I have a small collection of GDR, Polish, and USSR posters from the late 1970s through the 1980s, designed there and printed in western Europe for distribution at peace rallies, CND, strikes, etc, by various communist party activists. The anti-American imagery is striking, mainly centering around hypodermic syringes full of V2-style nuclear weapons being injected into healthy Euro bodies, yankee doodle dandy colours and costumes juxtaposed with skulls and megadeath imagery, and starving African children behind barbed wire apparently being erected by US soldiers (using various silkscreen effects). Also lots of top hat/fat cat cartoonish images.
posted by meehawl at 11:46 AM on May 13, 2007


I have a friend that grew up in West Germany and went over to the DDR as part of a school trip. Before they went, they were given a booklet describing the cultural and political differences between the 2 Germanys. I don't remember the exact title but it is quite an interesting read and if you know someone who went over as a West German school student, they may still have their copy, as it was pretty standard issue reading.
posted by chillmost at 11:51 AM on May 13, 2007


There are reasons why alcoholism is rampant to this day in Russia, and we came to understand many of them in those weeks.

are you suggesting that alcoholism is rampant because communism made vodka cheaper than eggs? I'm pretty sure alcoholism is an older tradition than that in the culture. Might have something to do with the long cold nights and the dark troubled souls of the Russian, etc... could be worth reading some Tolstoy before you attribute it all to economics.
posted by mdn at 12:20 PM on May 13, 2007


I have relatives who emigrated from the Soviet Union to the U.S. sometime in the mid 1980s. They reported that there was tons of anti-U.S. propaganda and that they were so accustomed to disbelieving all Soviet propaganda that they thought the U.S. was going to be totally awesome. They were very surprised when they showed up and realized that there was some truth to the talk about homelessness and racial inequality.

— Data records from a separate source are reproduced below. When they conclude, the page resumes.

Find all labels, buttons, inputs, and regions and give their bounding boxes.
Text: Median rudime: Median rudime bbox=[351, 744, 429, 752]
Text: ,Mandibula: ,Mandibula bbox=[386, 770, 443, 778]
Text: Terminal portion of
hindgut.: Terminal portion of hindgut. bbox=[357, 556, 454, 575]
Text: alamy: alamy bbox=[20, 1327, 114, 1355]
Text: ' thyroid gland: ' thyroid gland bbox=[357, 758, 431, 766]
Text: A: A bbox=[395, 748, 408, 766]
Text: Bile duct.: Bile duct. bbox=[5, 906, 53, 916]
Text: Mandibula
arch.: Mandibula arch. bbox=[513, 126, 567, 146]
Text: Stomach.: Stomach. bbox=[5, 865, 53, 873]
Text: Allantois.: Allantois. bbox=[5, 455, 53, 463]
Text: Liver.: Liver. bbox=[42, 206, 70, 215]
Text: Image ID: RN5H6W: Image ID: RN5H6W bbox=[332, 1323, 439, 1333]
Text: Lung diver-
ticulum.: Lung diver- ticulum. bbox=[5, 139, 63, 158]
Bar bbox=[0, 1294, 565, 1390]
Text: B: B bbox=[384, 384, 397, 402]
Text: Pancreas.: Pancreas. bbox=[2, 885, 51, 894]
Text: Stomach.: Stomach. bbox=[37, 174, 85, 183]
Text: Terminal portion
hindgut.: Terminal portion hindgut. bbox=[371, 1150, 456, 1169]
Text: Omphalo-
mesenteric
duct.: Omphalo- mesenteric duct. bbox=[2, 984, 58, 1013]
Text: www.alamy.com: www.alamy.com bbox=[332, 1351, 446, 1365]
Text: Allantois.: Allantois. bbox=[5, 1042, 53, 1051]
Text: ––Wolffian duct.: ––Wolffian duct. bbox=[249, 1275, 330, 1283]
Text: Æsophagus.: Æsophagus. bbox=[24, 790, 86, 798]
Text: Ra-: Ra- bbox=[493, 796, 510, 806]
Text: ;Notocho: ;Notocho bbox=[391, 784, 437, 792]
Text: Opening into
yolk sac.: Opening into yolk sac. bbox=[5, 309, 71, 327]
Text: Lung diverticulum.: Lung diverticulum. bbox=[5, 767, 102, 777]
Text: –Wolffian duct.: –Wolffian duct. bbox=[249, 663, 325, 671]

I have no idea whether that's typical, though.
posted by craichead at 2:21 PM on May 13, 2007


I have always suspected that the oeuvre of Robert Bly has been very important to paulsc.
posted by jayder at 2:42 PM on May 13, 2007


mdn: I think you missed his point. I gathered he was suggesting vodka was so popular due to the bleakness of the average russian's existence of the time.
posted by Ynoxas at 3:51 PM on May 13, 2007


I was in Russia in 1971 and found that people were curious and friendly to me and the other Americans on the tour, while deploring American foreign policy. (I was also told by one friendly fellow that the differences between Americans and Russians were insignificant... so we should get together and fight the Yellow Peril from the East. It was a weird moment.)

Interesting as paulsc's memories are, I'm not sure in what way they answer the question.
posted by languagehat at 5:45 PM on May 14, 2007


Well, I'm late to the party (since I saw this via MetaTalk), but I was reminded of what may have possibly been a FPP at one point: Animated Soviet Propaganda. There's quite a long sample there in Flash that has amazing examples of anti-American and anti-capitalist Soviet animated propaganda. It's beautiful animation, some of it apparently extraordinarily famous to those growing up in the Soviet Union.
posted by smallerdemon at 8:14 AM on May 15, 2007


ynoxas - sorry 'bout going off topic there, but, yeah, my point was, I don't think it was the bleakness of communism that drove russians to vodka. Soviet culture is partially due to the specific results of governmental policies, and partially due to history, environment, heritage, genetics, and all the other factors which affect cultures. I just think sometimes anti-communists are too quick to blame all problems of the time on economics, when things tend to be more complicated.